Is Meghan Markle a Style Icon, or the Kiss of Death for a Fashion Company? Roland Mouret, Favored Company of the Duchess of Sussex, Fails and Enters Administration

Meghan Markle has been touted as a fashion icon that can sell out any item in hours, just by wearing it. But is that really true? Well, if the closing of the luxury brand Roland Mouret is any indication, the answer is no.

It came out today that Roland Mouret a brand, famous for its tailored dresses, has entered administration, i.e. bankruptcy. 

Meghan has previously been associated with the brand and is allegedly a friend of the designer. She famously wore a navy dress from the brand as she walked into her hotel with her mother the night before her wedding.  

Other notable occasions when she wore the brand included her first trip to Ireland, where she wore a grey day dress by the designer. Most people may remember this as the outfit as being so tight it was obvious that the duchess was wearing a strapless bra. 

She also chose his designs for an evening event, where she wore a navy sequin gown. It’s rather famous as the night where she allegedly told her husband Prince Harry that she was suicidal. 

Walking around precariously on her extremely high heels while supposedly dealing with the aftermath an emotional breakdown always struck me as a bit odd, but to each their own.

She most recently wore his designs on her tour of New York, a black skirt under the oversized camel coat she had on while conducting a pseudo royal tour for her reality television show.

But despite her consistent support of the brand, it wasn’t enough to save it from bankruptcy. Apparently, Meghan Markle, the Duchess of Sussex, being associated with your brand is not a guarantee of success.

While it’s completely understandable that the brand folded, as it happens with clothing companies fairly frequently especially in difficult economic climates, but it’s the second major fashion casualty during her time in the spotlight.

The other is Claire Wright Keller, the woman who designed her wedding dress and several other notable pieces for her as a Duchess under the French luxury house Givenchy. 

Claire famously lost her job as artistic director of the brand a couple of months after Megxit, with no other job lined up. Though it hasn’t been publicly stated that she was fired, her tenure only lasted a couple of years and it was likely that she was strongly encouraged to resign from the role as the departure was a bit of a shock.

After Meghan chose Claire to design her wedding dress, Givenchy became more of a household name than ever before, introducing the luxury label to a broader audience. The newly minted duchess also consistently wore the label, but apparently it wasn’t enough.  

It’s like Meghan being a duchess and wearing the label was the only reason that Claire had her position as long as she did, and when the former actress left the royal family there was no longer really any reason to keep her around any longer. 

Though Givenchy is a premium luxury brand, Meghan’s forays with it were hit and miss.

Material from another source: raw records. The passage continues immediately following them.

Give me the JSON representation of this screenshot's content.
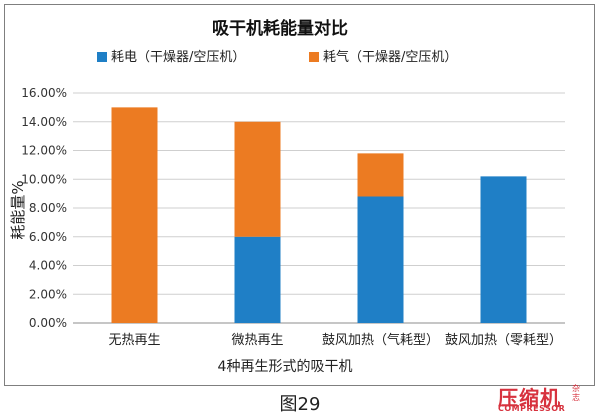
{
  "chart_data": {
    "type": "bar",
    "stacked": true,
    "title": "吸干机耗能量对比",
    "xlabel": "4种再生形式的吸干机",
    "ylabel": "耗能量%",
    "categories": [
      "无热再生",
      "微热再生",
      "鼓风加热（气耗型）",
      "鼓风加热（零耗型）"
    ],
    "series": [
      {
        "name": "耗电（干燥器/空压机）",
        "color": "#1f7fc6",
        "values": [
          0,
          6.0,
          8.8,
          10.2
        ]
      },
      {
        "name": "耗气（干燥器/空压机）",
        "color": "#ec7b22",
        "values": [
          15.0,
          8.0,
          3.0,
          0
        ]
      }
    ],
    "ylim": [
      0,
      16
    ],
    "yticks": [
      "0.00%",
      "2.00%",
      "4.00%",
      "6.00%",
      "8.00%",
      "10.00%",
      "12.00%",
      "14.00%",
      "16.00%"
    ],
    "grid": true,
    "legend_position": "top"
  },
  "caption": "图29",
  "watermark": {
    "main": "压缩机",
    "side": "杂志",
    "sub": "COMPRESSOR"
  }
}
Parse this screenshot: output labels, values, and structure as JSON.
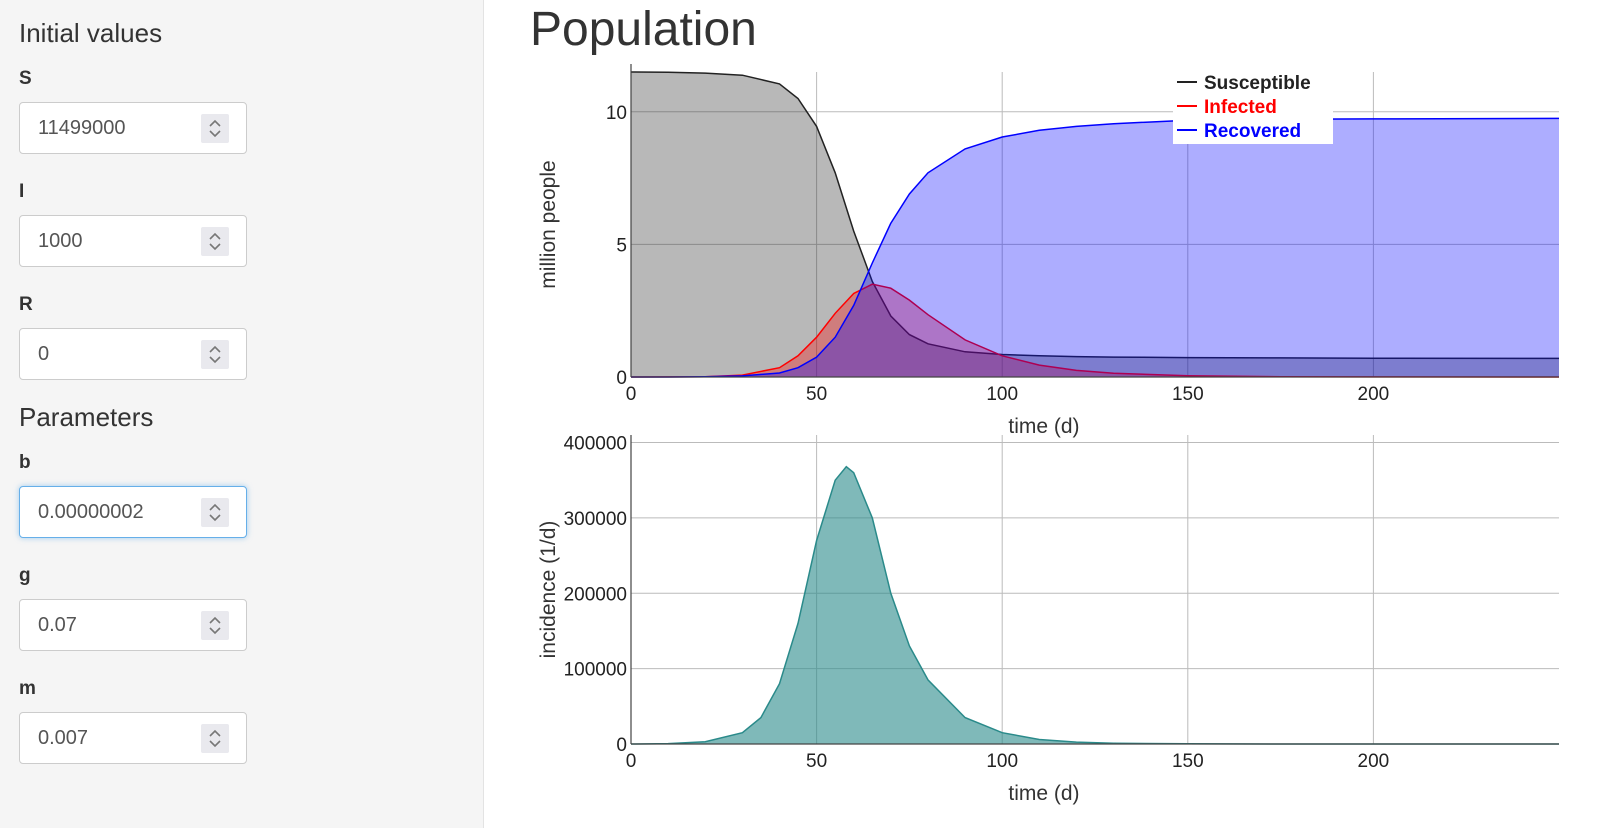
{
  "sidebar": {
    "initial_title": "Initial values",
    "initial_fields": [
      {
        "label": "S",
        "value": "11499000"
      },
      {
        "label": "I",
        "value": "1000"
      },
      {
        "label": "R",
        "value": "0"
      }
    ],
    "params_title": "Parameters",
    "param_fields": [
      {
        "label": "b",
        "value": "0.00000002"
      },
      {
        "label": "g",
        "value": "0.07"
      },
      {
        "label": "m",
        "value": "0.007"
      }
    ],
    "spinner_icon": "updown-chevron-icon"
  },
  "main": {
    "title": "Population"
  },
  "colors": {
    "susceptible": "#222222",
    "infected": "#ff0000",
    "recovered": "#0000ff",
    "incidence": "#2a8a8a"
  },
  "chart_data": [
    {
      "type": "area",
      "xlabel": "time (d)",
      "ylabel": "million people",
      "xlim": [
        0,
        250
      ],
      "ylim": [
        0,
        11.5
      ],
      "xticks": [
        "0",
        "50",
        "100",
        "150",
        "200"
      ],
      "yticks": [
        "0",
        "5",
        "10"
      ],
      "legend_position": "top-right",
      "grid": true,
      "x": [
        0,
        10,
        20,
        30,
        40,
        45,
        50,
        55,
        60,
        65,
        70,
        75,
        80,
        90,
        100,
        110,
        120,
        130,
        150,
        175,
        200,
        250
      ],
      "series": [
        {
          "name": "Susceptible",
          "values": [
            11.5,
            11.49,
            11.46,
            11.38,
            11.05,
            10.5,
            9.45,
            7.7,
            5.5,
            3.6,
            2.3,
            1.6,
            1.25,
            0.95,
            0.85,
            0.8,
            0.77,
            0.75,
            0.73,
            0.72,
            0.71,
            0.7
          ]
        },
        {
          "name": "Infected",
          "values": [
            0.001,
            0.003,
            0.012,
            0.07,
            0.35,
            0.8,
            1.5,
            2.4,
            3.15,
            3.5,
            3.35,
            2.9,
            2.35,
            1.4,
            0.8,
            0.45,
            0.25,
            0.14,
            0.05,
            0.01,
            0.003,
            0.0
          ]
        },
        {
          "name": "Recovered",
          "values": [
            0.0,
            0.0,
            0.01,
            0.04,
            0.15,
            0.35,
            0.75,
            1.5,
            2.7,
            4.3,
            5.8,
            6.9,
            7.7,
            8.6,
            9.05,
            9.3,
            9.45,
            9.55,
            9.68,
            9.72,
            9.73,
            9.75
          ]
        }
      ]
    },
    {
      "type": "area",
      "xlabel": "time (d)",
      "ylabel": "incidence (1/d)",
      "xlim": [
        0,
        250
      ],
      "ylim": [
        0,
        410000
      ],
      "xticks": [
        "0",
        "50",
        "100",
        "150",
        "200"
      ],
      "yticks": [
        "0",
        "100000",
        "200000",
        "300000",
        "400000"
      ],
      "grid": true,
      "x": [
        0,
        10,
        20,
        30,
        35,
        40,
        45,
        50,
        55,
        58,
        60,
        65,
        70,
        75,
        80,
        90,
        100,
        110,
        120,
        130,
        150,
        175,
        200,
        250
      ],
      "series": [
        {
          "values": [
            0,
            500,
            3000,
            15000,
            35000,
            80000,
            160000,
            270000,
            350000,
            368000,
            360000,
            300000,
            200000,
            130000,
            85000,
            35000,
            15000,
            6000,
            2500,
            1000,
            200,
            50,
            10,
            0
          ]
        }
      ]
    }
  ]
}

Her wedding dresswasn’t as tailored as it should have been and was excruciatingly plain, with nothing of interest. In addition, it also wrinkled, much like most of her other Givenchy pieces. Claire was also the designer of the lampshade dress that she wore on her engagement with the Queen, which was one of Meghan’s more unflattering ensembles and wrinkled throughout her day of engagements.

Clearly, Meghan did something for the brand for a while, but it did nothing to help sustain Claire’s employment in the long-term. And since Claire left, Meghan has never worn another Givenchy outfit.

While several brands have been given a boost by Meghan, like Aquazzura and Sarah Flint, she is not a 100% guarantee of success. In fact, a recent poll shows that Meghan is third when it comes to Google searches on royal fashion, with Catherine, the Duchess of Cambridge, taking the top spot and Princess Diana taking the number two spot. Meghan is in third, behind a dead woman.

So, the question remains, is Meghan Markle really a fashion icon who can sellout anything? Or can she potentially lead to a brand’s demise?